22/Jun/2026
O aumento da concorrência internacional no mercado de lácteos tem levado a indústria brasileira a ampliar estratégias voltadas à eficiência, qualidade, rastreabilidade e diferenciação. Nesse cenário, a verticalização da produção e os investimentos em bem-estar animal vêm ganhando relevância como instrumentos para fortalecer a competitividade e agregar valor aos produtos de maior valor agregado. A integração das etapas produtivas permite maior controle sobre a qualidade da matéria-prima e a padronização dos produtos finais. O modelo contempla desde a produção dos insumos destinados à alimentação animal até a industrialização dos derivados lácteos, reduzindo variáveis operacionais e aumentando a previsibilidade dos processos.
A estratégia ganha importância em um ambiente de mercado no qual os consumidores demonstram crescente interesse pela origem dos alimentos, pelos sistemas de produção e pelas condições de criação dos animais. O controle integral da cadeia produtiva amplia a rastreabilidade e contribui para a manutenção de padrões consistentes de qualidade ao longo do ano. Entre os exemplos desse modelo está a operação da RAR Agro & Indústria, que possui a maior fazenda leiteira do Rio Grande do Sul e figura entre as maiores produtoras do País, de acordo com o levantamento Top 100 2026 do MilkPoint em parceria com a Abraleite. A produção diária da empresa alcança aproximadamente 52 mil litros de leite. O rebanho é formado exclusivamente por vacas da raça holandesa, reconhecida pelo elevado potencial produtivo.
A produção média é de cerca de 36 litros de leite por vaca ao dia, índice superior à média observada em grande parte das propriedades brasileiras. A uniformidade da alimentação do rebanho é apontada como um dos fatores centrais para a manutenção da qualidade da matéria-prima utilizada na fabricação de queijos, manteigas e outros derivados. A adoção de dietas padronizadas durante os 365 dias do ano contribui para minimizar oscilações na composição do leite e assegurar maior regularidade ao produto final. A proximidade entre a produção primária e a indústria também é utilizada como diferencial operacional. No caso da RAR, a distância entre a ordenha e o processamento industrial é inferior a um quilômetro, permitindo transferência imediata do leite e reduzindo riscos relacionados ao transporte e ao armazenamento da matéria-prima.
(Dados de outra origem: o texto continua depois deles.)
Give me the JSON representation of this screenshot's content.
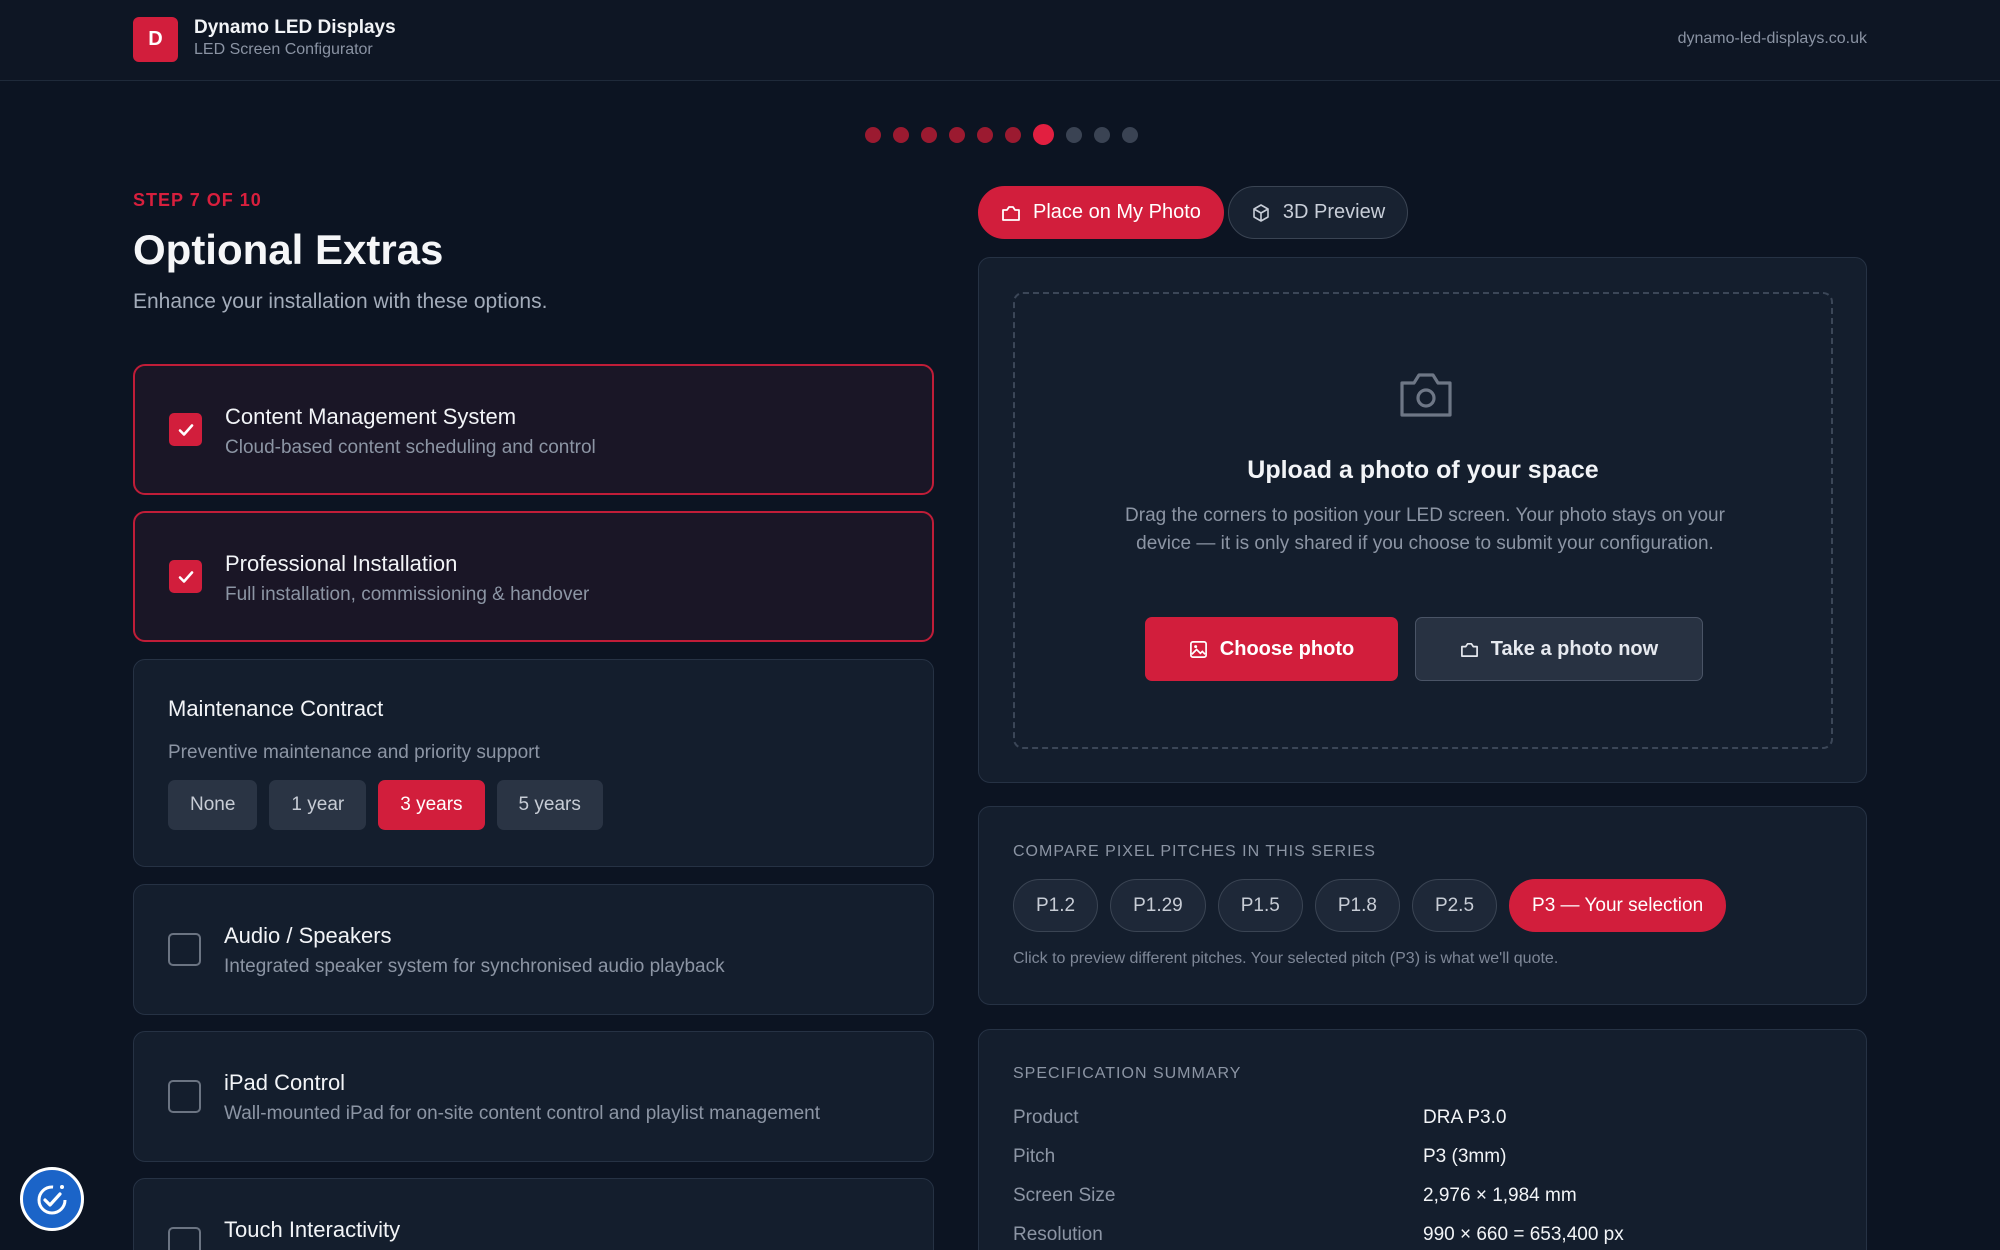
{
  "header": {
    "logo_letter": "D",
    "brand_name": "Dynamo LED Displays",
    "brand_sub": "LED Screen Configurator",
    "domain": "dynamo-led-displays.co.uk"
  },
  "progress": {
    "total_steps": 10,
    "current_step": 7
  },
  "step_label": "STEP 7 OF 10",
  "page_title": "Optional Extras",
  "page_subtitle": "Enhance your installation with these options.",
  "extras": [
    {
      "title": "Content Management System",
      "desc": "Cloud-based content scheduling and control",
      "checked": true
    },
    {
      "title": "Professional Installation",
      "desc": "Full installation, commissioning & handover",
      "checked": true
    },
    {
      "title": "Audio / Speakers",
      "desc": "Integrated speaker system for synchronised audio playback",
      "checked": false
    },
    {
      "title": "iPad Control",
      "desc": "Wall-mounted iPad for on-site content control and playlist management",
      "checked": false
    },
    {
      "title": "Touch Interactivity",
      "desc": "",
      "checked": false
    }
  ],
  "maintenance": {
    "title": "Maintenance Contract",
    "desc": "Preventive maintenance and priority support",
    "options": [
      "None",
      "1 year",
      "3 years",
      "5 years"
    ],
    "selected": "3 years"
  },
  "preview_tabs": [
    {
      "label": "Place on My Photo",
      "active": true,
      "icon": "camera-icon"
    },
    {
      "label": "3D Preview",
      "active": false,
      "icon": "cube-icon"
    }
  ],
  "upload": {
    "title": "Upload a photo of your space",
    "desc": "Drag the corners to position your LED screen. Your photo stays on your device — it is only shared if you choose to submit your configuration.",
    "choose_label": "Choose photo",
    "take_label": "Take a photo now"
  },
  "pitch_compare": {
    "label": "COMPARE PIXEL PITCHES IN THIS SERIES",
    "options": [
      "P1.2",
      "P1.29",
      "P1.5",
      "P1.8",
      "P2.5",
      "P3 — Your selection"
    ],
    "selected_index": 5,
    "note": "Click to preview different pitches. Your selected pitch (P3) is what we'll quote."
  },
  "spec_summary": {
    "label": "SPECIFICATION SUMMARY",
    "rows": [
      {
        "key": "Product",
        "value": "DRA P3.0"
      },
      {
        "key": "Pitch",
        "value": "P3 (3mm)"
      },
      {
        "key": "Screen Size",
        "value": "2,976 × 1,984 mm"
      },
      {
        "key": "Resolution",
        "value": "990 × 660 = 653,400 px"
      }
    ]
  },
  "colors": {
    "accent": "#d21e3c",
    "background": "#0c1422",
    "card": "#141e2d"
  }
}
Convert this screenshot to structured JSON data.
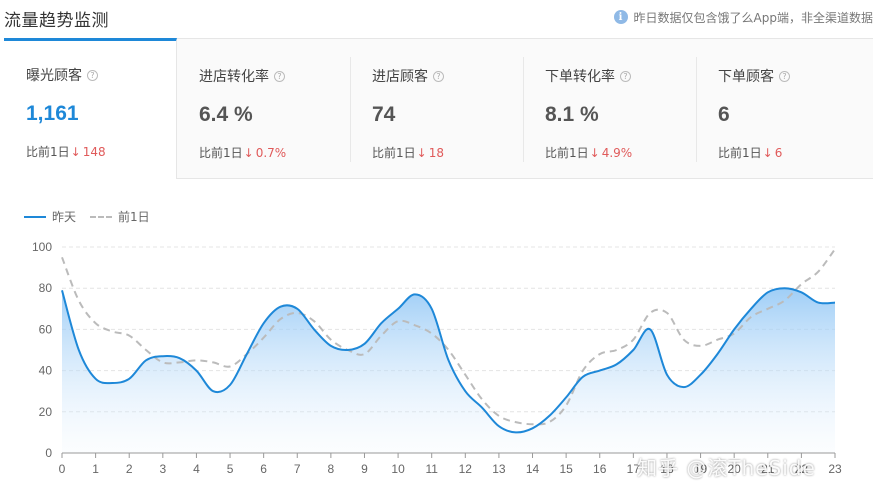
{
  "header": {
    "title": "流量趋势监测",
    "notice": "昨日数据仅包含饿了么App端，非全渠道数据",
    "info_icon": "info-icon"
  },
  "kpis": [
    {
      "label": "曝光顾客",
      "value": "1,161",
      "compare_label": "比前1日",
      "change": "148",
      "direction": "down",
      "active": true
    },
    {
      "label": "进店转化率",
      "value": "6.4 %",
      "compare_label": "比前1日",
      "change": "0.7%",
      "direction": "down",
      "active": false
    },
    {
      "label": "进店顾客",
      "value": "74",
      "compare_label": "比前1日",
      "change": "18",
      "direction": "down",
      "active": false
    },
    {
      "label": "下单转化率",
      "value": "8.1 %",
      "compare_label": "比前1日",
      "change": "4.9%",
      "direction": "down",
      "active": false
    },
    {
      "label": "下单顾客",
      "value": "6",
      "compare_label": "比前1日",
      "change": "6",
      "direction": "down",
      "active": false
    }
  ],
  "legend": {
    "current": "昨天",
    "previous": "前1日"
  },
  "watermark": "知乎 @滚TheSide",
  "colors": {
    "accent": "#1e88d8",
    "previous_line": "#bbbbbb",
    "down": "#e05a5a"
  },
  "chart_data": {
    "type": "line",
    "x": [
      0,
      0.5,
      1,
      1.5,
      2,
      2.5,
      3,
      3.5,
      4,
      4.5,
      5,
      5.5,
      6,
      6.5,
      7,
      7.5,
      8,
      8.5,
      9,
      9.5,
      10,
      10.5,
      11,
      11.5,
      12,
      12.5,
      13,
      13.5,
      14,
      14.5,
      15,
      15.5,
      16,
      16.5,
      17,
      17.5,
      18,
      18.5,
      19,
      19.5,
      20,
      20.5,
      21,
      21.5,
      22,
      22.5,
      23
    ],
    "xticks": [
      0,
      1,
      2,
      3,
      4,
      5,
      6,
      7,
      8,
      9,
      10,
      11,
      12,
      13,
      14,
      15,
      16,
      17,
      18,
      19,
      20,
      21,
      22,
      23
    ],
    "yticks": [
      0,
      20,
      40,
      60,
      80,
      100
    ],
    "ylim": [
      0,
      100
    ],
    "xlim": [
      0,
      23
    ],
    "grid": true,
    "legend_position": "top-left",
    "series": [
      {
        "name": "昨天",
        "style": "solid",
        "fill": true,
        "values": [
          79,
          50,
          36,
          34,
          36,
          45,
          47,
          46,
          40,
          30,
          33,
          48,
          63,
          71,
          70,
          60,
          52,
          50,
          53,
          63,
          70,
          77,
          70,
          45,
          30,
          22,
          13,
          10,
          12,
          18,
          27,
          37,
          40,
          43,
          50,
          60,
          38,
          32,
          38,
          48,
          60,
          70,
          78,
          80,
          78,
          73,
          73
        ]
      },
      {
        "name": "前1日",
        "style": "dashed",
        "fill": false,
        "values": [
          95,
          74,
          63,
          59,
          57,
          50,
          44,
          44,
          45,
          44,
          42,
          48,
          56,
          65,
          68,
          64,
          55,
          50,
          48,
          57,
          64,
          62,
          58,
          50,
          38,
          26,
          18,
          15,
          14,
          15,
          23,
          40,
          48,
          50,
          55,
          68,
          68,
          55,
          52,
          55,
          58,
          66,
          70,
          74,
          82,
          88,
          99
        ]
      }
    ]
  }
}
Além da integração produtiva, o bem-estar animal passou a ocupar posição estratégica na indústria de lácteos, especialmente nos segmentos premium. Consumidores, varejistas e investidores vêm ampliando as exigências relacionadas à transparência dos sistemas produtivos e às condições de manejo dos rebanhos. A RAR está entre as primeiras operações leiteiras da Região Sul a obter certificação de bem-estar animal, que atesta a adoção de práticas voltadas ao conforto, à saúde e ao manejo adequado dos animais. A certificação passou a representar não apenas um diferencial mercadológico, mas também um mecanismo de comprovação de padrões produtivos e de qualidade exigidos por mercados cada vez mais seletivos. O avanço dessas exigências ocorre paralelamente à expansão do mercado de produtos premium.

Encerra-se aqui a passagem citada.